# Talks as Performances & the Problem of Parentheticals

Earlier explorations of the corpus revealed something we knew but had not realized could affect our work: some TED talks are not talks but musical performances. Generally, the text of such performances are rather short. Using an arbitrary length of `500` characters, we can see what these texts look like:

## Imports and Data

In [5]:
# Imports
import pandas as pd
import re

# Load the Data
df = pd.read_csv('../output/TEDall_speakers.csv')

# Create a list of all the texts
texts = df.text.tolist()

In [6]:
for text in texts:
    if len(text) < 500:
        print(text)

  (Applause)    (Music)    (Applause)  
  Let's just get started here.    Okay, just a moment.    (Whirring)    All right. (Laughter) Oh, sorry.    (Music) (Beatboxing)    Thank you.    (Applause)  
  (Music)    (Applause)    (Music)    (Music) (Applause)    (Music) (Applause) (Applause)    Herbie Hancock: Thank you. Marcus Miller. (Applause) Harvey Mason. (Applause)    Thank you. Thank you very much. (Applause)  
  (Music)    (Applause)    (Music)    (Applause)  
  (Music)    (Applause)    (Music)    (Applause)    (Music)    (Applause)    (Music)    (Applause)  
  (Music)    (Music) (Applause)    (Applause)  
  (Guitar music starts)    (Cheers)    (Cheers)    (Music ends)  
  (Music)    (Applause)  
  (Guitar music starts)    (Music ends)    (Applause)    (Distorted guitar music starts)    (Music ends)    (Applause)    (Ambient/guitar music starts)    (Music ends)    (Applause)  


To get a list of the indices for the texts, substitute `texts.index(text)` for `text` as follows:

```python
for text in texts:
    if len(text) < 500:
        print(texts.index(text))
```

Here is the same thing in a list comprehension:

In [7]:
shorts = [ texts.index(text) for text in texts if len(text) < 500 ]
print(shorts)

[113, 235, 382, 496, 573, 799, 899, 1484, 1564]


When it comes time to process words in a text, our best bet will be to remove the parentheticals, though, having them means we can possibly explore sentiment using `(Applause)` and `(Laughter)` as contextual valuations.

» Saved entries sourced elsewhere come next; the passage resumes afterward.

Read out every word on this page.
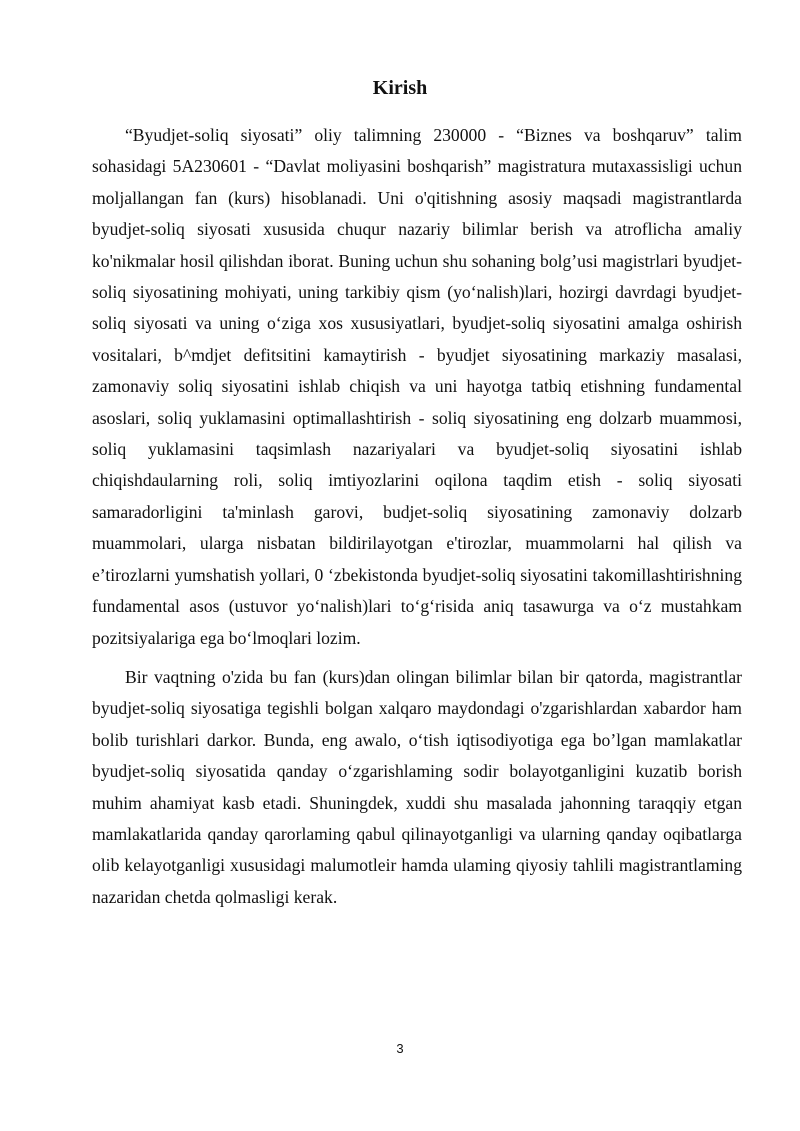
Kirish

“Byudjet-soliq siyosati” oliy talimning 230000 - “Biznes va boshqaruv” talim sohasidagi 5A230601 - “Davlat moliyasini boshqarish” magistratura mutaxassisligi uchun moljallangan fan (kurs) hisoblanadi. Uni o'qitishning asosiy maqsadi magistrantlarda byudjet-soliq siyosati xususida chuqur nazariy bilimlar berish va atroflicha amaliy ko'nikmalar hosil qilishdan iborat. Buning uchun shu sohaning bolg’usi magistrlari byudjet-soliq siyosatining mohiyati, uning tarkibiy qism (yo‘nalish)lari, hozirgi davrdagi byudjet-soliq siyosati va uning o‘ziga xos xususiyatlari, byudjet-soliq siyosatini amalga oshirish vositalari, b^mdjet defitsitini kamaytirish - byudjet siyosatining markaziy masalasi, zamonaviy soliq siyosatini ishlab chiqish va uni hayotga tatbiq etishning fundamental asoslari, soliq yuklamasini optimallashtirish - soliq siyosatining eng dolzarb muammosi, soliq yuklamasini taqsimlash nazariyalari va byudjet-soliq siyosatini ishlab chiqishdaularning roli, soliq imtiyozlarini oqilona taqdim etish - soliq siyosati samaradorligini ta'minlash garovi, budjet-soliq siyosatining zamonaviy dolzarb muammolari, ularga nisbatan bildirilayotgan e'tirozlar, muammolarni hal qilish va e’tirozlarni yumshatish yollari, 0 ‘zbekistonda byudjet-soliq siyosatini takomillashtirishning fundamental asos (ustuvor yo‘nalish)lari to‘g‘risida aniq tasawurga va o‘z mustahkam pozitsiyalariga ega bo‘lmoqlari lozim.

Bir vaqtning o'zida bu fan (kurs)dan olingan bilimlar bilan bir qatorda, magistrantlar byudjet-soliq siyosatiga tegishli bolgan xalqaro maydondagi o'zgarishlardan xabardor ham bolib turishlari darkor. Bunda, eng awalo, o‘tish iqtisodiyotiga ega bo’lgan mamlakatlar byudjet-soliq siyosatida qanday o‘zgarishlaming sodir bolayotganligini kuzatib borish muhim ahamiyat kasb etadi. Shuningdek, xuddi shu masalada jahonning taraqqiy etgan mamlakatlarida qanday qarorlaming qabul qilinayotganligi va ularning qanday oqibatlarga olib kelayotganligi xususidagi malumotleir hamda ulaming qiyosiy tahlili magistrantlaming nazaridan chetda qolmasligi kerak.

3
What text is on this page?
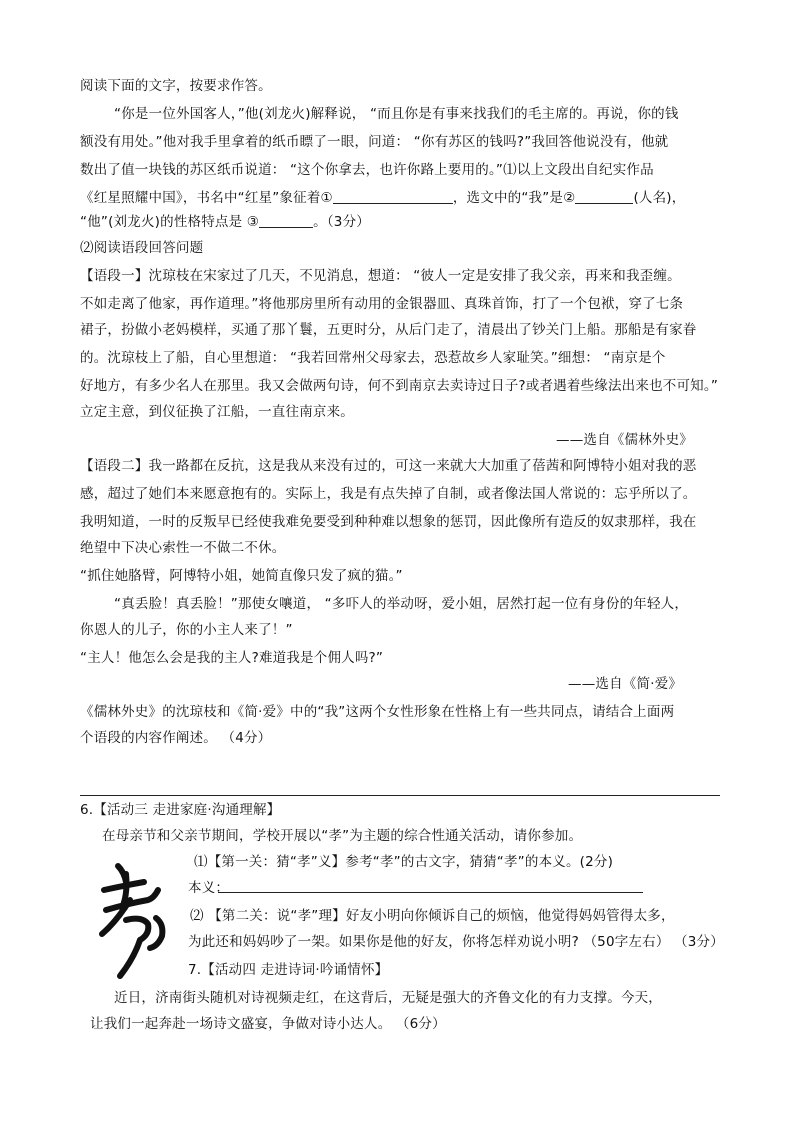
阅读下面的文字，按要求作答。
“你是一位外国客人，”他(刘龙火)解释说， “而且你是有事来找我们的毛主席的。再说，你的钱
额没有用处。”他对我手里拿着的纸币瞟了一眼，问道： “你有苏区的钱吗?”我回答他说没有，他就
数出了值一块钱的苏区纸币说道： “这个你拿去，也许你路上要用的。”⑴以上文段出自纪实作品
《红星照耀中国》，书名中“红星”象征着①	，选文中的“我”是②	(人名)，
“他”(刘龙火)的性格特点是 ③	。（3分）
⑵阅读语段回答问题
【语段一】沈琼枝在宋家过了几天，不见消息，想道： “彼人一定是安排了我父亲，再来和我歪缠。
不如走离了他家，再作道理。”将他那房里所有动用的金银器皿、真珠首饰，打了一个包袱，穿了七条
裙子，扮做小老妈模样，买通了那丫鬟，五更时分，从后门走了，清晨出了钞关门上船。那船是有家眷
的。沈琼枝上了船，自心里想道： “我若回常州父母家去，恐惹故乡人家耻笑。”细想： “南京是个
好地方，有多少名人在那里。我又会做两句诗，何不到南京去卖诗过日子?或者遇着些缘法出来也不可知。”
立定主意，到仪征换了江船，一直往南京来。
——选自《儒林外史》
【语段二】我一路都在反抗，这是我从来没有过的，可这一来就大大加重了蓓茜和阿博特小姐对我的恶
感，超过了她们本来愿意抱有的。实际上，我是有点失掉了自制，或者像法国人常说的：忘乎所以了。
我明知道，一时的反叛早已经使我难免要受到种种难以想象的惩罚，因此像所有造反的奴隶那样，我在
绝望中下决心索性一不做二不休。
“抓住她胳臂，阿博特小姐，她简直像只发了疯的猫。”
“真丢脸！真丢脸！”那使女嚷道， “多吓人的举动呀，爱小姐，居然打起一位有身份的年轻人，
你恩人的儿子，你的小主人来了！”
“主人！他怎么会是我的主人?难道我是个佣人吗?”
——选自《简·爱》
《儒林外史》的沈琼枝和《简·爱》中的“我”这两个女性形象在性格上有一些共同点，请结合上面两
个语段的内容作阐述。 （4分）
6.【活动三 走进家庭·沟通理解】
在母亲节和父亲节期间，学校开展以“孝”为主题的综合性通关活动，请你参加。
⑴【第一关：猜“孝”义】参考“孝”的古文字，猜猜“孝”的本义。(2分)
本义：
⑵ 【第二关：说“孝”理】好友小明向你倾诉自己的烦恼，他觉得妈妈管得太多，
为此还和妈妈吵了一架。如果你是他的好友，你将怎样劝说小明? （50字左右） （3分）
7.【活动四 走进诗词·吟诵情怀】
近日，济南街头随机对诗视频走红，在这背后，无疑是强大的齐鲁文化的有力支撑。今天，
让我们一起奔赴一场诗文盛宴，争做对诗小达人。 （6分）
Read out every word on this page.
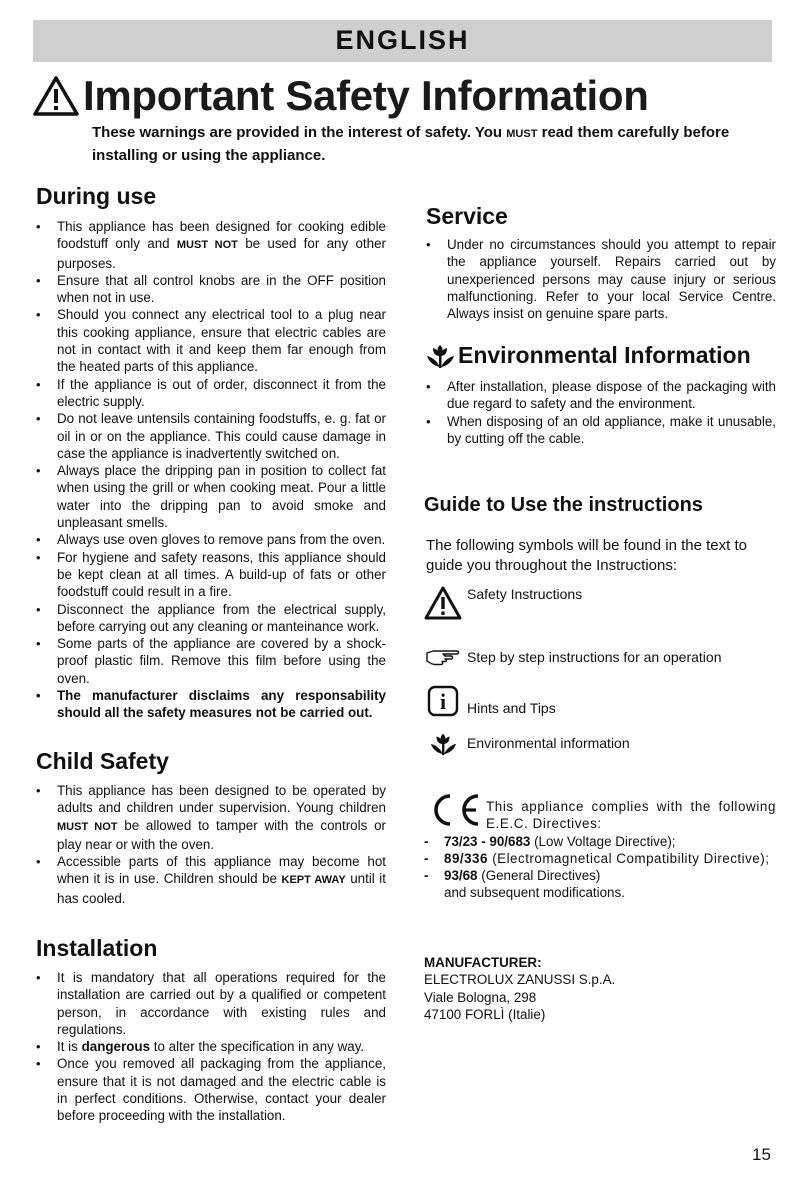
ENGLISH
Important Safety Information
These warnings are provided in the interest of safety. You MUST read them carefully before installing or using the appliance.
During use
• This appliance has been designed for cooking edible foodstuff only and MUST NOT be used for any other purposes.
• Ensure that all control knobs are in the OFF position when not in use.
• Should you connect any electrical tool to a plug near this cooking appliance, ensure that electric cables are not in contact with it and keep them far enough from the heated parts of this appliance.
• If the appliance is out of order, disconnect it from the electric supply.
• Do not leave untensils containing foodstuffs, e. g. fat or oil in or on the appliance. This could cause damage in case the appliance is inadvertently switched on.
• Always place the dripping pan in position to collect fat when using the grill or when cooking meat. Pour a little water into the dripping pan to avoid smoke and unpleasant smells.
• Always use oven gloves to remove pans from the oven.
• For hygiene and safety reasons, this appliance should be kept clean at all times. A build-up of fats or other foodstuff could result in a fire.
• Disconnect the appliance from the electrical supply, before carrying out any cleaning or manteinance work.
• Some parts of the appliance are covered by a shock-proof plastic film. Remove this film before using the oven.
• The manufacturer disclaims any responsability should all the safety measures not be carried out.
Child Safety
• This appliance has been designed to be operated by adults and children under supervision. Young children MUST NOT be allowed to tamper with the controls or play near or with the oven.
• Accessible parts of this appliance may become hot when it is in use. Children should be KEPT AWAY until it has cooled.
Installation
• It is mandatory that all operations required for the installation are carried out by a qualified or competent person, in accordance with existing rules and regulations.
• It is dangerous to alter the specification in any way.
• Once you removed all packaging from the appliance, ensure that it is not damaged and the electric cable is in perfect conditions. Otherwise, contact your dealer before proceeding with the installation.
Service
• Under no circumstances should you attempt to repair the appliance yourself. Repairs carried out by unexperienced persons may cause injury or serious malfunctioning. Refer to your local Service Centre. Always insist on genuine spare parts.
Environmental Information
• After installation, please dispose of the packaging with due regard to safety and the environment.
• When disposing of an old appliance, make it unusable, by cutting off the cable.
Guide to Use the instructions
The following symbols will be found in the text to guide you throughout the Instructions:
Safety Instructions
Step by step instructions for an operation
i Hints and Tips
Environmental information
This appliance complies with the following E.E.C. Directives:
-	73/23 - 90/683 (Low Voltage Directive);
-	89/336 (Electromagnetical Compatibility Directive);
-	93/68 (General Directives)
and subsequent modifications.
MANUFACTURER:
ELECTROLUX ZANUSSI S.p.A.
Viale Bologna, 298
47100 FORLÌ (Italie)
15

For now, we will need some regex to remove the parentheses and their contents from our texts. An examination of `113` above reveals that it is only three parenthetical expressions:

    (Applause)    (Music)    (Applause)

We need a sample text that is a mix, and so we will use `235`:

In [18]:
print(texts[235])

  Let's just get started here.    Okay, just a moment.    (Whirring)    All right. (Laughter) Oh, sorry.    (Music) (Beatboxing)    Thank you.    (Applause)  


In [19]:
parens = re.findall(r'(?<=\().*?(?=\))', texts[235])
print(parens)

['Whirring', 'Laughter', 'Music', 'Beatboxing', 'Applause']


Okay, now we have a way to get the text inside a parentheses out, so we can examine that later. We also need a way to remove the parenthetical material so that only the words spoken remain.

In [23]:
text = texts[235]
retext = re.sub(r'\([^)]*\)', ' ', text)
print(retext)

  Let's just get started here.    Okay, just a moment.         All right.   Oh, sorry.           Thank you.       


Okay, so now we have a way to filter out the parentheticals. At some point later, let's come back and count them.

***Oi!*** I just realized that the two regexes above do the same thing: all I've done is change from findall to sub. I need a way to pattern match the parentheses *out*.